A support group for patients allegedly sexually abused by medics, which received pre-election support from both Government parties, has had its funding cut in half and been told not to expect any future state aid.
In a statement confirming the news, Dignity4Patients — which has been contacted by hundreds of former patients of struck-off doctor Michael Shine — said it received the paltry payment after months of battling with the Department of Health.
Despite receiving annual payments of €130,000 in recent years, the group had its funding paused by former health minister Mary Harney last December.
At the time, the now retired politician was refusing to allow a fresh inquiry into the files relating to Michael Shine, a Drogheda-based physician who was struck off during a Medical Council fitness to practise hearing relating to incidents from the 1970s to the 1990s.
"Funding for 2011 was slashed to less than 50%, forcing us to reduce staff..."
Over the subsequent half a year, the group’s founder Bernadette Sullivan held discussions with department officials highlighting how the support offered by the organisation is not provided by any other agency, "including the HSE".
Ms Sullivan also informed officials that the group was in danger of having to close its office without state aid.
As a result of the calls, and pre-election support from Fine Gael Health Minister James Reilly, Dignity4Patients was told it would receive fresh funds.
However, late last week, hours after the group was due to close its headquarters, the department authorised a "once-off" €69,000 annual payment for 2011. This came with a warning that the group, which offers professional counselling and support to more than 300 people nationwide, should not expect any further aid.
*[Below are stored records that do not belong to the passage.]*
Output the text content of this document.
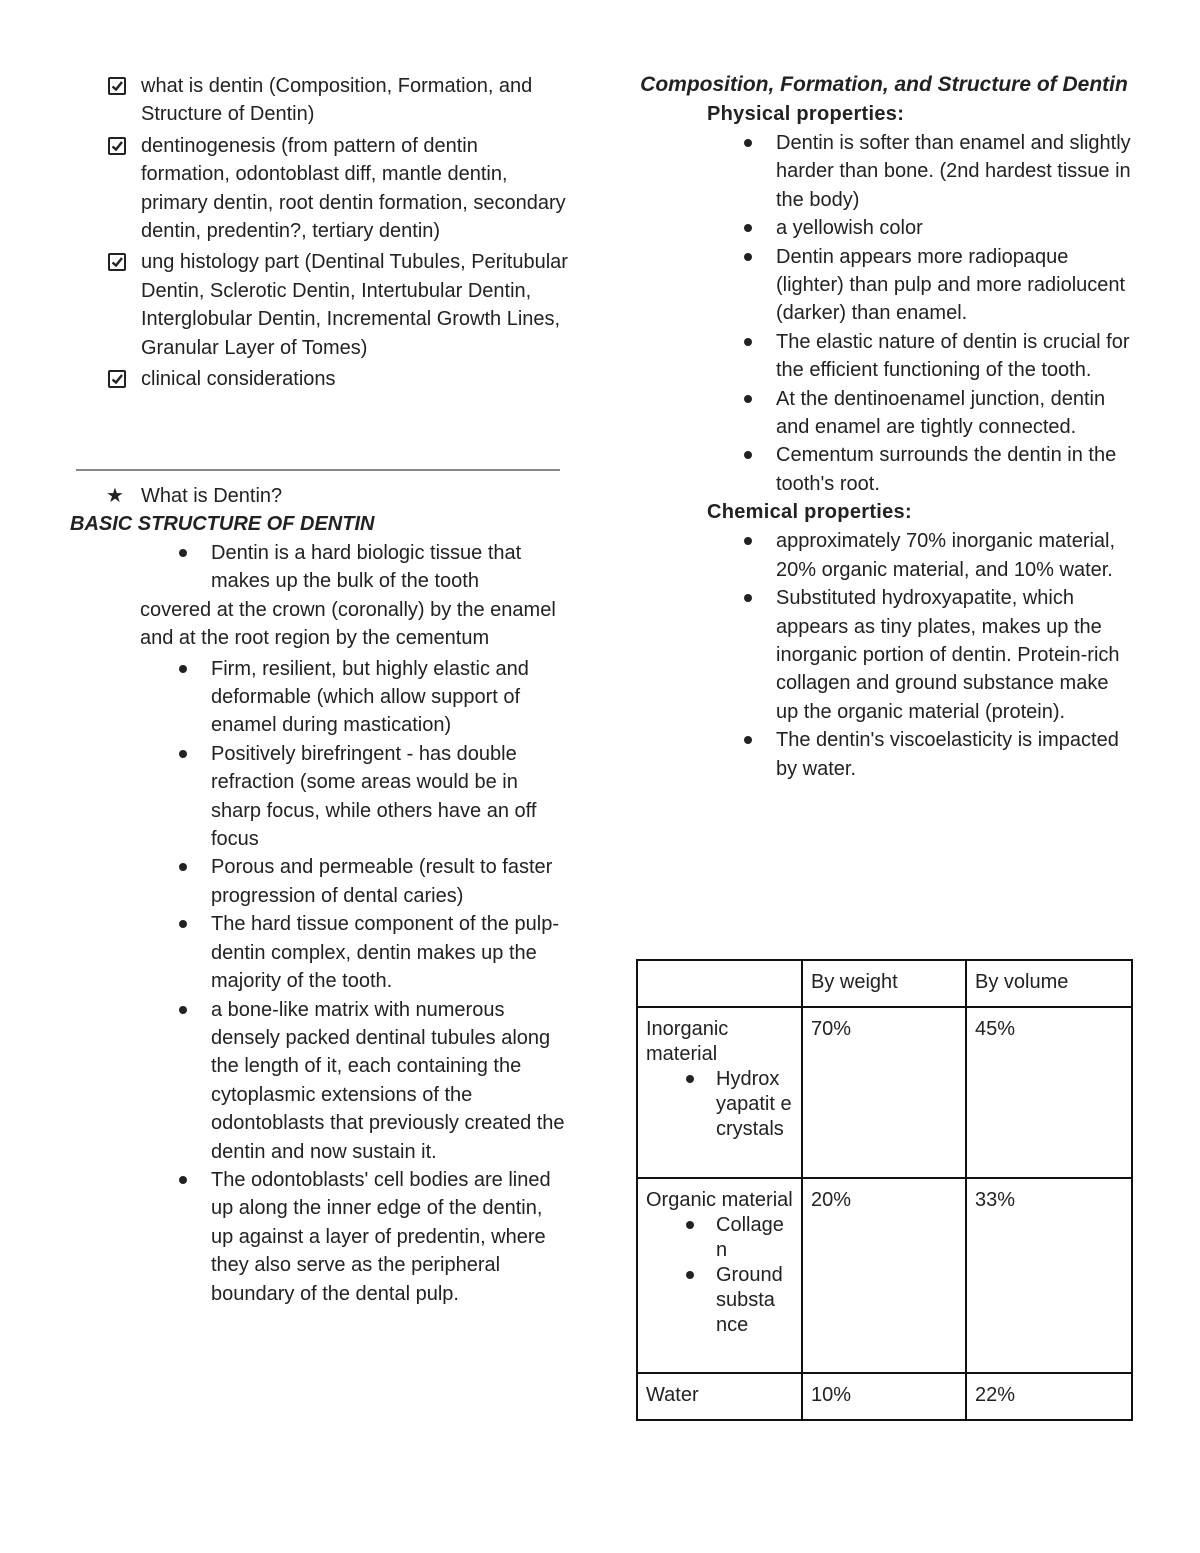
what is dentin (Composition, Formation, and Structure of Dentin)
dentinogenesis (from pattern of dentin formation, odontoblast diff, mantle dentin, primary dentin, root dentin formation, secondary dentin, predentin?, tertiary dentin)
ung histology part (Dentinal Tubules, Peritubular Dentin, Sclerotic Dentin, Intertubular Dentin, Interglobular Dentin, Incremental Growth Lines, Granular Layer of Tomes)
clinical considerations
★ What is Dentin?
BASIC STRUCTURE OF DENTIN
Dentin is a hard biologic tissue that makes up the bulk of the tooth
covered at the crown (coronally) by the enamel and at the root region by the cementum
Firm, resilient, but highly elastic and deformable (which allow support of enamel during mastication)
Positively birefringent - has double refraction (some areas would be in sharp focus, while others have an off focus
Porous and permeable (result to faster progression of dental caries)
The hard tissue component of the pulp-dentin complex, dentin makes up the majority of the tooth.
a bone-like matrix with numerous densely packed dentinal tubules along the length of it, each containing the cytoplasmic extensions of the odontoblasts that previously created the dentin and now sustain it.
The odontoblasts' cell bodies are lined up along the inner edge of the dentin, up against a layer of predentin, where they also serve as the peripheral boundary of the dental pulp.
Composition, Formation, and Structure of Dentin
Physical properties:
Dentin is softer than enamel and slightly harder than bone. (2nd hardest tissue in the body)
a yellowish color
Dentin appears more radiopaque (lighter) than pulp and more radiolucent (darker) than enamel.
The elastic nature of dentin is crucial for the efficient functioning of the tooth.
At the dentinoenamel junction, dentin and enamel are tightly connected.
Cementum surrounds the dentin in the tooth's root.
Chemical properties:
approximately 70% inorganic material, 20% organic material, and 10% water.
Substituted hydroxyapatite, which appears as tiny plates, makes up the inorganic portion of dentin. Protein-rich collagen and ground substance make up the organic material (protein).
The dentin's viscoelasticity is impacted by water.
	By weight	By volume

Inorganic material
Hydrox yapatit e crystals	70%	45%

Organic material
Collage n
Ground substa nce	20%	33%
Water	10%	22%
Ms Sullivan said the move means alleged victims of sexual abuse are being ignored. "Dignity4Patients are committed to meeting the needs of patient victims.
"However, over the past three years, due to the volume of numbers affected and being the only organisation addressing the sexual abuse of patients in any meaningful way, we have been struggling to cope.
"Funding for 2011 was slashed to less than 50%, forcing us to reduce staff to an impossible level. The impact this will have on those who were benefiting from these services and the vital role that our presence plays in uncovering the abuse of patients in the Irish health system, is very worrying."